Morad is a PhD candidate in the School of Natural Sciences, Botany discipline at Trinity College Dublin, focusing on plant ecophysiology, sustainable agriculture, and environmental science. His research explores how plant diversity in grassland ecosystems can enhance agricultural sustainability while contributing to climate change mitigation.
His project, “Assessing the role of multi-species swards in mitigating carbon and greenhouse gas emissions from intensively managed grasslands in Ireland,” investigates how increasing plant diversity in pasture systems influences ecosystem function. Specifically, the research evaluates how multi-species grasslands can reduce greenhouse gas emissions, enhance soil carbon sequestration, and improve the resilience and sustainability of grassland-based livestock production systems.
This work is conducted under the supervision of Dr. Matthew Saunders (Discipline of Botany, School of Natural Sciences, Trinity College Dublin), Dr. Rachael Murphy (Teagasc Environment, Soils and Land Use Department and Teagasc Climate Centre), and Dr. Karl Richards (Teagasc Climate Centre). Through this collaboration, the project integrates expertise across plant ecology and ecophysiology, soil science, and agricultural climate research.
The outcomes of this research contribute to national and international efforts to develop climate-resilient agricultural systems that balance food production with environmental sustainability. It also advances interdisciplinary research on grassland ecosystems, biodiversity–ecosystem functioning relationships, and climate mitigation in agricultural landscapes.
This research is supported by Taighde Éireann – Research Ireland under Grant Number 13/RC/2092_P2 through the iCRAG Research Ireland Centre for Applied Geosciences.
Research project summary
Irish agriculture faces the dual challenge of maintaining high productivity while reducing greenhouse gas emissions and nutrient losses to meet national and EU climate and water quality targets. Grass-based systems dominate Irish agriculture, with grasslands covering approximately 60% of the national land area and supporting the country’s globally significant beef and dairy sectors. These systems also represent the second-largest soil carbon reservoir after peatlands and wetlands.
However, around 95% of Irish grasslands are dominated by perennial ryegrass monocultures that rely heavily on nitrogen fertilizer inputs. While productive, such systems contribute significantly to agricultural greenhouse gas emissions, particularly nitrous oxide (N2O) from livestock urine patches, as well as carbon dioxide (CO2) exchanges between soils, vegetation, and the atmosphere. Intensive management can also increase risks of nutrient losses to water, biodiversity decline, and rising production costs.
Agriculture represents the largest source of greenhouse gas (GHG) emissions in Ireland, accounting for a substantial proportion of national emissions. Within this sector, methane (CH4) from enteric fermentation in ruminant livestock is the dominant contributor. However, pasture-based systems also influence other important components of the greenhouse gas balance, including carbon dioxide (CO2) through soil carbon sequestration and nitrous oxide (N2O) through nitrogen cycling processes. Maximising CO2 uptake while minimising N₂O emissions is therefore critical for improving the overall greenhouse gas balance and climate mitigation potential of grazing systems.

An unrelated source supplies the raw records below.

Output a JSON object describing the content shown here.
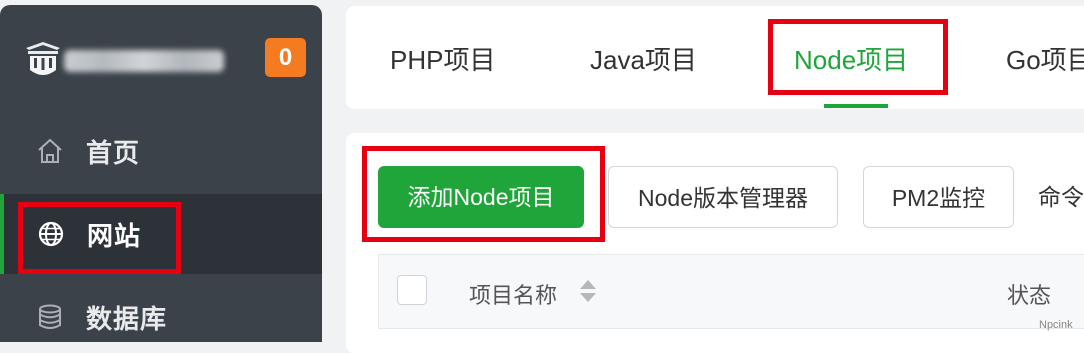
{
  "sidebar": {
    "badge": "0",
    "items": [
      {
        "label": "首页",
        "icon": "home-icon"
      },
      {
        "label": "网站",
        "icon": "globe-icon",
        "active": true
      },
      {
        "label": "数据库",
        "icon": "database-icon"
      }
    ]
  },
  "tabs": [
    {
      "label": "PHP项目"
    },
    {
      "label": "Java项目"
    },
    {
      "label": "Node项目",
      "active": true
    },
    {
      "label": "Go项目"
    }
  ],
  "toolbar": {
    "add_label": "添加Node项目",
    "version_label": "Node版本管理器",
    "pm2_label": "PM2监控",
    "cmd_label": "命令"
  },
  "table": {
    "headers": [
      "项目名称",
      "状态"
    ]
  },
  "watermark": "Npcink",
  "colors": {
    "accent": "#20a53a",
    "sidebar_bg": "#3b4249",
    "badge": "#f47b1f",
    "highlight": "#e60012"
  }
}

Understanding and quantifying both N2O emissions and ecosystem carbon dynamics is therefore essential to accurately evaluate the net greenhouse gas balance of pasture systems and to inform the development of sustainable management strategies. Current greenhouse gas inventories often rely on generalized emission factors derived largely from monoculture systems and simplified assumptions, which overlook the spatial and temporal variability characteristic of grazed landscapes. In particular, these approaches often fail to account for emission “hot spots”, such as urine deposition patches, and “hot moments”, short periods of elevated emissions following events such as rainfall or fertilizer application. These localized and episodic processes can contribute disproportionately to total N2O emissions, and their omission introduces uncertainty into emission estimates and constrains the development of effective mitigation strategies.

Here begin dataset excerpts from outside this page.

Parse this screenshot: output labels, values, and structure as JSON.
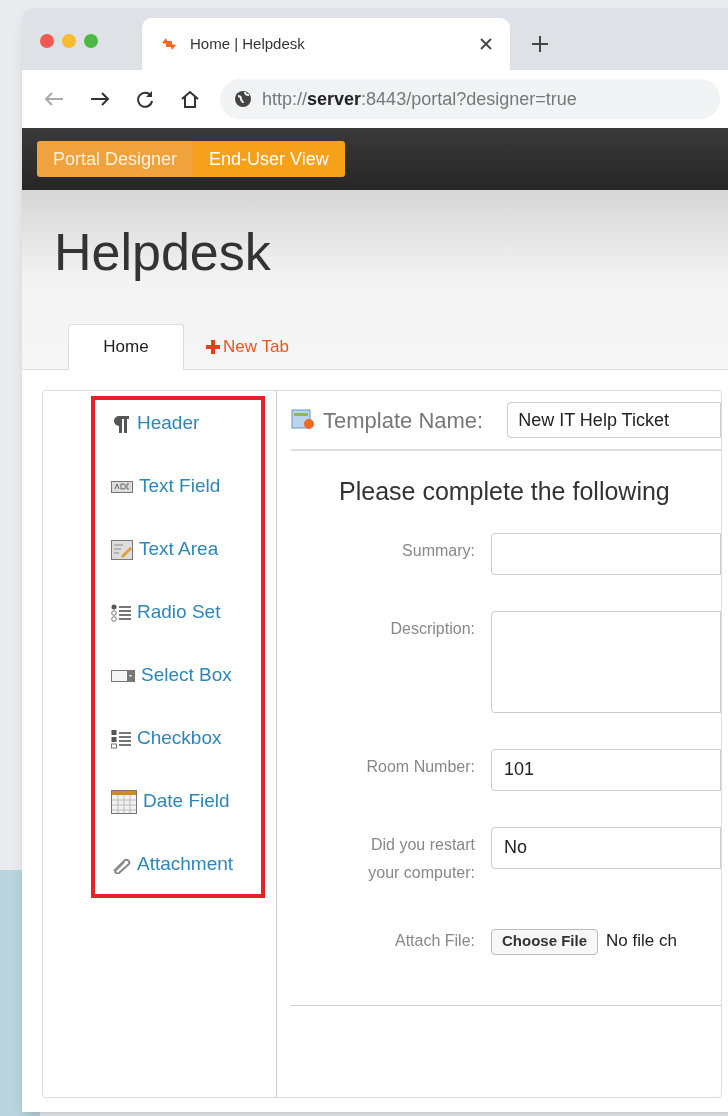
{
  "browser": {
    "tab_title": "Home | Helpdesk",
    "url_prefix": "http://",
    "url_host": "server",
    "url_rest": ":8443/portal?designer=true"
  },
  "mode_toggle": [
    {
      "label": "Portal Designer",
      "selected": true
    },
    {
      "label": "End-User View",
      "selected": false
    }
  ],
  "site_title": "Helpdesk",
  "page_tabs": [
    {
      "label": "Home",
      "kind": "tab",
      "selected": true
    },
    {
      "label": "New Tab",
      "kind": "add",
      "selected": false
    }
  ],
  "palette": [
    {
      "label": "Header",
      "kind": "header"
    },
    {
      "label": "Text Field",
      "kind": "textfield"
    },
    {
      "label": "Text Area",
      "kind": "textarea"
    },
    {
      "label": "Radio Set",
      "kind": "radio"
    },
    {
      "label": "Select Box",
      "kind": "select"
    },
    {
      "label": "Checkbox",
      "kind": "checkbox"
    },
    {
      "label": "Date Field",
      "kind": "date"
    },
    {
      "label": "Attachment",
      "kind": "attachment"
    }
  ],
  "template": {
    "label": "Template Name:",
    "value": "New IT Help Ticket"
  },
  "form": {
    "heading": "Please complete the following",
    "fields": [
      {
        "label": "Summary:",
        "kind": "text"
      },
      {
        "label": "Description:",
        "kind": "textarea"
      },
      {
        "label": "Room Number:",
        "kind": "text",
        "value": "101"
      },
      {
        "label": "Did you restart your computer:",
        "kind": "text",
        "value": "No"
      },
      {
        "label": "Attach File:",
        "kind": "file",
        "button": "Choose File",
        "value": "No file ch"
      }
    ]
  }
}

This research investigates multispecies swards (MSS) pastures that combine grasses, legumes, and herbs as a nature-based solution for developing more climate-resilient and environmentally sustainable grazing systems. The study is based on field-scale experiments conducted under managed grazing conditions, integrating plot measurements with ecosystem-scale monitoring. The project combines static chamber measurements of N₂O fluxes, unmanned aerial vehicle (UAV) mapping to characterise spatial vegetation patterns and urine patch distribution, and micrometeorological eddy covariance techniques to quantify ecosystem-level carbon exchange.

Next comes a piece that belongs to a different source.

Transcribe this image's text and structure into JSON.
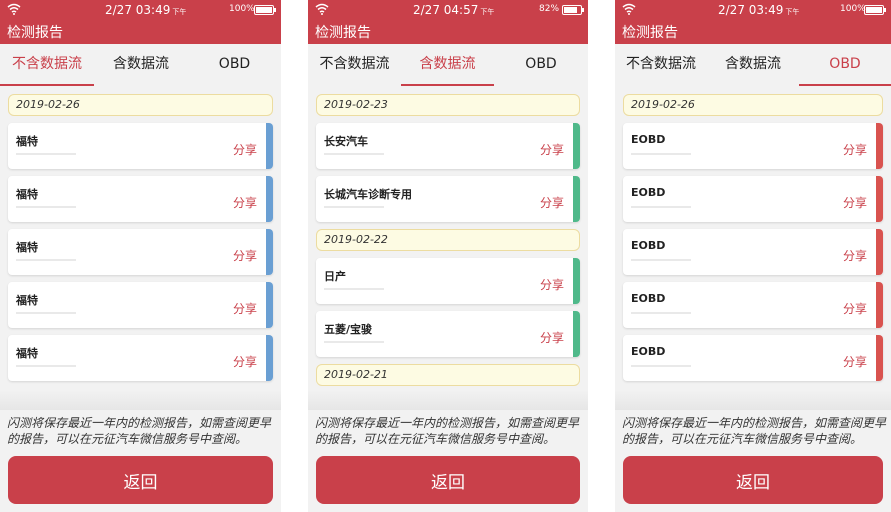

In addition, soil processes are assessed through measurements of nitrogen dynamics and microbial activity to better understand the biogeochemical drivers of N₂O emissions. By integrating these approaches across multiple spatial scales from localized urine patches to whole-field carbon fluxes the monitoring framework captures key components of real grazing system dynamics, including plant functional diversity, soil nitrogen transformations, and ecosystem-level greenhouse gas exchange.